Now, the brands have their own ways of telling these stories and are increasingly more interested in doing so because they can control those narratives and they can create them on their own terms. There’s a little bit of a push-and-pull now in that relationship because brands would rather tell the stories themselves in a lot of instances.

Sneaker media is something that evolved as a reaction to sneaker culture. I feel like you had people who were super interested in sneakers. You could see that in something as simple as basketball.

Not to make Michael Jordan an example of everything, but Air Jordan, to some people, was as big a deal as Michael Jordan himself. Regular media, whether it’s newspapers or even magazines, were sort of slow to pick up on that. You would maybe get a photo of a sneaker somewhere.

I believe it was in 1987 that Sports Illustrated wrote a little column next to a piece on Michael Jordan about the Air Jordan 2. That was a huge moment and something that I cut out. I think I still have it somewhere because it was a whole thing specifically on the shoe.

This is off-topic a little bit, but that was the attainable part of Michael Jordan’s sort of magic. It’s like you couldn’t literally be Michael Jordan, but you could wear the same shoes he did. To find something you could read about that shoe was really special back then.
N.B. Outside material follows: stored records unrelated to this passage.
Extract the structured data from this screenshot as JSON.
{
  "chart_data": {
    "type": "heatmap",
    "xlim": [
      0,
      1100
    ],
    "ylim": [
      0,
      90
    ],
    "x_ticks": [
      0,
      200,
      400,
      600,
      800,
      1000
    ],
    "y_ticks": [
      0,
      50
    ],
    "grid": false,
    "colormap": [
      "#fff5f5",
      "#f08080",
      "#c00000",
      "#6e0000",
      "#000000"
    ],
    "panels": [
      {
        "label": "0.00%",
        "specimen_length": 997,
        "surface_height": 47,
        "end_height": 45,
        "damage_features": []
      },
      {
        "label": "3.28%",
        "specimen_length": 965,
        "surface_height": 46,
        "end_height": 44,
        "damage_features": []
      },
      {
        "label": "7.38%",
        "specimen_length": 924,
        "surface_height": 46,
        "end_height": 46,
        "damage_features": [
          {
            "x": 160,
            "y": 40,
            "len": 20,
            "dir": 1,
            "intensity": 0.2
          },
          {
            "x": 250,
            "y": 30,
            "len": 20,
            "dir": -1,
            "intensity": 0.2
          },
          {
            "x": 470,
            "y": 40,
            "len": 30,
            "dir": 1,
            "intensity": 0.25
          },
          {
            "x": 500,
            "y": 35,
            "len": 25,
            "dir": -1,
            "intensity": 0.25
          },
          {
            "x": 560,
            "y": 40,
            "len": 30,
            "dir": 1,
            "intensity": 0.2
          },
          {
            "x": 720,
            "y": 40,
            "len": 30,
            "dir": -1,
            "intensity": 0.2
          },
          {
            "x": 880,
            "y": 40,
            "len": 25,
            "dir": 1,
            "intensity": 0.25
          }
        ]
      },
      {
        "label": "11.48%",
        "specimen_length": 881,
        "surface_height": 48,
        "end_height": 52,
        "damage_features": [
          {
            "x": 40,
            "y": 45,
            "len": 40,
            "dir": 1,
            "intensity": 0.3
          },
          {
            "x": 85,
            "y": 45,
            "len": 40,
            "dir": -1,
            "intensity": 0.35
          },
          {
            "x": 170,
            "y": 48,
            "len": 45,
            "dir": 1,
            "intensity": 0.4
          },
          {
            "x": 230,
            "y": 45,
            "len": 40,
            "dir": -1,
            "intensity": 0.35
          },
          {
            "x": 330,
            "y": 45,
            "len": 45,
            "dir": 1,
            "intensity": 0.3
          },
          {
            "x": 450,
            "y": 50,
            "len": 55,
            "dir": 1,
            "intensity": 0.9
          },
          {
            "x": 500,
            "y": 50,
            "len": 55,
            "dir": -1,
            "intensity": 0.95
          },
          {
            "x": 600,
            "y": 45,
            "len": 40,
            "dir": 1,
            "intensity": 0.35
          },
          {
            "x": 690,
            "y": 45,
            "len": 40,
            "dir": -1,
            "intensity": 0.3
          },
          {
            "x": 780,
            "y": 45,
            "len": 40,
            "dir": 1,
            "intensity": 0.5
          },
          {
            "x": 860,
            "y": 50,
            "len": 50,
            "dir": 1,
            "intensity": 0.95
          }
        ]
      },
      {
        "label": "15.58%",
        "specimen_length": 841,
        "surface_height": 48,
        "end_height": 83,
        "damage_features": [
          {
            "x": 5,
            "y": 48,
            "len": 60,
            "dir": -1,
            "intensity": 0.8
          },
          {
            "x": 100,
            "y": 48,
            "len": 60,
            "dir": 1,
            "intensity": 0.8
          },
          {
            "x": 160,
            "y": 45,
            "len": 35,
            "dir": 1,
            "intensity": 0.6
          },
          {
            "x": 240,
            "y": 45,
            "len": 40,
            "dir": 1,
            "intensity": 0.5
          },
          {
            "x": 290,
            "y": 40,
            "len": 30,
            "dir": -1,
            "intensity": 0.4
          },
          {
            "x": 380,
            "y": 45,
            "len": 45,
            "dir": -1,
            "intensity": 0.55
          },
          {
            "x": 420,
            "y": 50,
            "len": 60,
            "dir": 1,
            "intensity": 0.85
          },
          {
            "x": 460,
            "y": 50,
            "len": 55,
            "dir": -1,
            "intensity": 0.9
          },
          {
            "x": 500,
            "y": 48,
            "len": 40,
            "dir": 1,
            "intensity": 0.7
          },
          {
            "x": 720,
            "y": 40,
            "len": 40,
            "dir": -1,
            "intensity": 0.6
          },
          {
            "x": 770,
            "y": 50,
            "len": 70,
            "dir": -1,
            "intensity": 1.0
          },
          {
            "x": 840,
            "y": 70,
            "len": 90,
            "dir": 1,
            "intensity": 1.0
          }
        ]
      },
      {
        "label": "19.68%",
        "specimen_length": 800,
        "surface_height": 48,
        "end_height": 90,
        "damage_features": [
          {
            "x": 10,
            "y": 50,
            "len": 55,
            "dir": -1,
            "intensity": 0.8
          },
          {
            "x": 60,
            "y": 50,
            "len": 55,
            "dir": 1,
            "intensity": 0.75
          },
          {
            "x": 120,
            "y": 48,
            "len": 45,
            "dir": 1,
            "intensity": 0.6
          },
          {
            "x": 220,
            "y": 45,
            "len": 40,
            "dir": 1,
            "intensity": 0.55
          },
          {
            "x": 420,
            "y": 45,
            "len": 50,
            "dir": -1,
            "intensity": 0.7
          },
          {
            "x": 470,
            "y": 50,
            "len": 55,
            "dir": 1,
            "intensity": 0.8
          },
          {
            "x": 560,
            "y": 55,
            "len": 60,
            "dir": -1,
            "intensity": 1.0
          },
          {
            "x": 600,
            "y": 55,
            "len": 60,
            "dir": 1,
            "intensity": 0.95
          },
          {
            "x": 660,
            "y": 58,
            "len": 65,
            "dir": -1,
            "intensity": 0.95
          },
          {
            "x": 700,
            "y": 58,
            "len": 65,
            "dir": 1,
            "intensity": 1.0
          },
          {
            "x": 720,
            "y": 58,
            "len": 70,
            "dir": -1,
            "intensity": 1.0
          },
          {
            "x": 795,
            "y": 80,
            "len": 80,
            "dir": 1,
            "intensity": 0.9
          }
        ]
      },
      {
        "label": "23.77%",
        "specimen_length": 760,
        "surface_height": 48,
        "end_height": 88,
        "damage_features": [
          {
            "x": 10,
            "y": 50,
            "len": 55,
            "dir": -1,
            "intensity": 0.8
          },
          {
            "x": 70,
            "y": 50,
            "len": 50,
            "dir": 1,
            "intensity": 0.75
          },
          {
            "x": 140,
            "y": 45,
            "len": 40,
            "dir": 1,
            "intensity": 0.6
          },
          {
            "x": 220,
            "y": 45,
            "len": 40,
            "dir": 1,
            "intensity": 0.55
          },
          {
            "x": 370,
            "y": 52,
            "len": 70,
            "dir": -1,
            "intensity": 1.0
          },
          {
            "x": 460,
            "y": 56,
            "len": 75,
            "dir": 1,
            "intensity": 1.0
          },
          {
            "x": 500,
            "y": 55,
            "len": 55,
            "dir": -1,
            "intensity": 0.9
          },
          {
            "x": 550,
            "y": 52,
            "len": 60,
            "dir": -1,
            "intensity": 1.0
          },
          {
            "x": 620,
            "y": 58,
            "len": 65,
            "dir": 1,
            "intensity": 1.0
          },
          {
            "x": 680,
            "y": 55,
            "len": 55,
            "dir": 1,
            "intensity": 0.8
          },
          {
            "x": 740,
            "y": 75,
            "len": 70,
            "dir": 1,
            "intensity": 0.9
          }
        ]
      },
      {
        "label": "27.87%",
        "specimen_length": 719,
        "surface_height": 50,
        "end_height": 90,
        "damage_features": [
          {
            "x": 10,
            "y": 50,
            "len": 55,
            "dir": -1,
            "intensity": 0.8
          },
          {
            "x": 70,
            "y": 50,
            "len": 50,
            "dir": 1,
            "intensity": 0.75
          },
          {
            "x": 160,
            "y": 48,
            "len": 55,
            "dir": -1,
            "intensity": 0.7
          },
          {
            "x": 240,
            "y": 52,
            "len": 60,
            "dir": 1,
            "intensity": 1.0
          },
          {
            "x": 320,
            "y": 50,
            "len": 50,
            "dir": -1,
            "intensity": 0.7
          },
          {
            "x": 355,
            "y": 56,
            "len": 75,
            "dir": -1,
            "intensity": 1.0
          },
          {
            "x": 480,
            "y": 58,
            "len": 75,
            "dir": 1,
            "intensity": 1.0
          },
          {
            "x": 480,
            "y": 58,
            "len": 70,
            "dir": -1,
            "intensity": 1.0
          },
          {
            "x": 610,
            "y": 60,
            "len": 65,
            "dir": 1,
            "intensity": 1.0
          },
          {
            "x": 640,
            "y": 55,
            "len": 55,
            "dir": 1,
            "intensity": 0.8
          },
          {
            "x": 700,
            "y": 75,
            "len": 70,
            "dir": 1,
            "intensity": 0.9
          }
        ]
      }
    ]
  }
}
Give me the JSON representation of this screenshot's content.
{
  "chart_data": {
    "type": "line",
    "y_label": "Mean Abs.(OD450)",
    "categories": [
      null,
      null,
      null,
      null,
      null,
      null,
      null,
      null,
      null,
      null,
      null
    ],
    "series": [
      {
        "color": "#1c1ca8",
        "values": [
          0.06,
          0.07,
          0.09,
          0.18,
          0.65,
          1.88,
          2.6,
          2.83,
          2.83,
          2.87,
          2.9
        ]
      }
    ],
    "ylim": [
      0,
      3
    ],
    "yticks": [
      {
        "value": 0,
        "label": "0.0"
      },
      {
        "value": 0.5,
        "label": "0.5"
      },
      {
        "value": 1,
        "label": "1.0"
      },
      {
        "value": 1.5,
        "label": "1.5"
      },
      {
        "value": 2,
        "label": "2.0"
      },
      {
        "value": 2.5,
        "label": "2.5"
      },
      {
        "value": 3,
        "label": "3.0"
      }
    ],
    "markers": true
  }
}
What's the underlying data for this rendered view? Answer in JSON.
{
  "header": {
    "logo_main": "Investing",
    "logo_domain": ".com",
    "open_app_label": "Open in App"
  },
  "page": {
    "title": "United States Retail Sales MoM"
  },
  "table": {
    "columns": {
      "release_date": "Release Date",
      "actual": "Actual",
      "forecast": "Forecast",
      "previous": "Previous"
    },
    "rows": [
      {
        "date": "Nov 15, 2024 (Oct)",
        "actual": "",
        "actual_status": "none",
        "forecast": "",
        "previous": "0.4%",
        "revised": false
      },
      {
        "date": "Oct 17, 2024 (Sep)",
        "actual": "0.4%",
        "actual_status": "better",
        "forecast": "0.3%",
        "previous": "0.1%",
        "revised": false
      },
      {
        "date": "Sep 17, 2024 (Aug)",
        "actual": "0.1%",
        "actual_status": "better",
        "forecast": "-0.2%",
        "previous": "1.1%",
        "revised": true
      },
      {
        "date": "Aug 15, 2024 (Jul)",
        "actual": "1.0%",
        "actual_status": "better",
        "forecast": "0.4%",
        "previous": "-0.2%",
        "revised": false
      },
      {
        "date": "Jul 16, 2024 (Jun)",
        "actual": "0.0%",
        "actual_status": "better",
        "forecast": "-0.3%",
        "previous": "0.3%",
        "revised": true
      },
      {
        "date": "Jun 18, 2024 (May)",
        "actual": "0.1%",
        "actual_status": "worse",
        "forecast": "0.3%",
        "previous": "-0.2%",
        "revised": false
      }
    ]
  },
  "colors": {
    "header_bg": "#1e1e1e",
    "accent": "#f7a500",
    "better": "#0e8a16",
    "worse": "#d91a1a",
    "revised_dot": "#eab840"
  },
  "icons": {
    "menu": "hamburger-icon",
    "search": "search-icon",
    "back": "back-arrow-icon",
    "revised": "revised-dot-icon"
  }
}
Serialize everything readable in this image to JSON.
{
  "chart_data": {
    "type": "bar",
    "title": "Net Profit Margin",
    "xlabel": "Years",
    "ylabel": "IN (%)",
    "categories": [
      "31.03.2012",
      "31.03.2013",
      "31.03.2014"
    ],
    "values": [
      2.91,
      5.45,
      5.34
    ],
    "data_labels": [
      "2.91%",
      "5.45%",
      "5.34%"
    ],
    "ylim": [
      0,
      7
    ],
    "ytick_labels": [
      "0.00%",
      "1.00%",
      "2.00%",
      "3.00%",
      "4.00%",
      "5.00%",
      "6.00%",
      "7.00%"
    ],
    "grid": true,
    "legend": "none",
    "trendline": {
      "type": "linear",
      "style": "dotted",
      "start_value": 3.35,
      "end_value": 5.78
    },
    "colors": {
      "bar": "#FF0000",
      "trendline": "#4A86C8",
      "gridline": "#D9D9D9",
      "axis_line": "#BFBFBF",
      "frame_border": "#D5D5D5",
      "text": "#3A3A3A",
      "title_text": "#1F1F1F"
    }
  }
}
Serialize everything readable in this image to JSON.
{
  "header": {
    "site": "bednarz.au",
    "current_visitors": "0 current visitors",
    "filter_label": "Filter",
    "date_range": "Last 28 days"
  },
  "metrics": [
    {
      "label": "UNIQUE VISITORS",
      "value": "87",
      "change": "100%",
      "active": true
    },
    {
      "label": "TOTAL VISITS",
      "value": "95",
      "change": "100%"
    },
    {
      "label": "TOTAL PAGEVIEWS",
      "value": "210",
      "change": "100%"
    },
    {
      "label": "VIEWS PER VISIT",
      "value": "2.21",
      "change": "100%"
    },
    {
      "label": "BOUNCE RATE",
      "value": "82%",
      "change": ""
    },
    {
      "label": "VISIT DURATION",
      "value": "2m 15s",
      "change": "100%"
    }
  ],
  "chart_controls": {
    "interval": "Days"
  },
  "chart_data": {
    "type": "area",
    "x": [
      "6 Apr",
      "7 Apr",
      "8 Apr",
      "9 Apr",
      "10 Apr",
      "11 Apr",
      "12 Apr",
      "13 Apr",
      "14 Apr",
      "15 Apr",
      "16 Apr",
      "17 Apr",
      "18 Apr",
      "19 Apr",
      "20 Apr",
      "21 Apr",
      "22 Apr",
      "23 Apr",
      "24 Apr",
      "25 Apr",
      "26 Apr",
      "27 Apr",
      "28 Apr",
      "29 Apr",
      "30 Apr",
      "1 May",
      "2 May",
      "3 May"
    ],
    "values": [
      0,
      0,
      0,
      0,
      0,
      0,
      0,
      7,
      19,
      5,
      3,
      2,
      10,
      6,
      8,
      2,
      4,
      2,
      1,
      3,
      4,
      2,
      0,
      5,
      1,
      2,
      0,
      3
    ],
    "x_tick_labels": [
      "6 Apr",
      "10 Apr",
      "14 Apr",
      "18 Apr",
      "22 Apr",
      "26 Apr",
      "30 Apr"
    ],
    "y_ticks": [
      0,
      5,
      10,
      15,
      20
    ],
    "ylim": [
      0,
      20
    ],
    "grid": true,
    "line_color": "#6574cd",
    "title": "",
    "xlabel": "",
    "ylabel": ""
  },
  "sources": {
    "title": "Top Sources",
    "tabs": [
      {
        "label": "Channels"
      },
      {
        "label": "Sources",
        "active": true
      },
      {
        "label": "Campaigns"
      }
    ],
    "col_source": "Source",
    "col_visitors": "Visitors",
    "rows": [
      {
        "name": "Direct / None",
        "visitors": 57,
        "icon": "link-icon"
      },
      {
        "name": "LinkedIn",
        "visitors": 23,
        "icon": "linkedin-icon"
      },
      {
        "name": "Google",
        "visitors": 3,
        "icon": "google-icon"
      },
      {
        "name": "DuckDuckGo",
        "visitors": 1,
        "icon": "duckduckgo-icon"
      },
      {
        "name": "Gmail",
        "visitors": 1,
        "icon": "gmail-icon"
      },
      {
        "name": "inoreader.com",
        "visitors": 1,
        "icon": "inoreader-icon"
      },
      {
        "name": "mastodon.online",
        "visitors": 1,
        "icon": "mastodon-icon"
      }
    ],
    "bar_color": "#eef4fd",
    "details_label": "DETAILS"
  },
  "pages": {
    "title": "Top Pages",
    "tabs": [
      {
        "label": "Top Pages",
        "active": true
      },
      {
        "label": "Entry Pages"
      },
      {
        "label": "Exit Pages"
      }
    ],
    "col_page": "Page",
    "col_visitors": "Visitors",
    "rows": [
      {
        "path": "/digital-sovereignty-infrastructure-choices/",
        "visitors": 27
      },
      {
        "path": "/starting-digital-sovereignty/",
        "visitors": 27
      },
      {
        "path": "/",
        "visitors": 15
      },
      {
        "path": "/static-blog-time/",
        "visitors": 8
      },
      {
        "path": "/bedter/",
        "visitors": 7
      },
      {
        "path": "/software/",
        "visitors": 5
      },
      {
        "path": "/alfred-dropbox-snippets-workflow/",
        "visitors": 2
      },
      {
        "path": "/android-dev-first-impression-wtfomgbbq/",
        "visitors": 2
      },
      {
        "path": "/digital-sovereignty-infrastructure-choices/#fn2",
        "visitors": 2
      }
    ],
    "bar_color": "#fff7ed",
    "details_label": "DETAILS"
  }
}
This was even before Bobitto wrote his piece in The Source. That piece took this thing that a lot of people were interested in, and one person who knew a lot about it talked about it. That made a lot of people realize, “Hey, I’m not alone in this.” I think we all had friends we talked about sneakers with, but knowing it could be this thing was super important.

I remember when I was writing to SLAM to try and write for them. One of the reasons I wanted to is because I knew the first Air Jordan Retros were coming out in 1994 or 1995, probably because they were in a magazine. I forget who mentioned it. But I wanted to write about them somewhere, and SLAM seemed like the place I would be able to do that.

Sneaker media before that was a very service-oriented thing, whether it would be Consumer Reports talking about something or specifically running magazines. I think those magazines probably don’t get enough credit. Magazines like Runner’s World talk about running shoes, but as a tool. They’re not talking about it as if it’s cool because it has this visible airbag. It’s like, “No, we ran in this for 500 miles, and here’s what we liked about it, and here’s what we didn’t.”

Since then, obviously, it’s blown up everywhere. Bobbito did a sneaker show on ESPN. You had web-based sneaker shows even just in the Complex network, whether it’s Full Size Run or Joe La Puma doing Sneaker Shopping or DJ Clark Kent and me doing Quickstrike, which predated a lot of those things.

It was a matter of knowing an audience is out there and convincing someone to take the chance on you to serve that audience. I think that’s the most important part — the audience was there, and the interest was there. The audience just needed that product to serve them, and it grew up around them.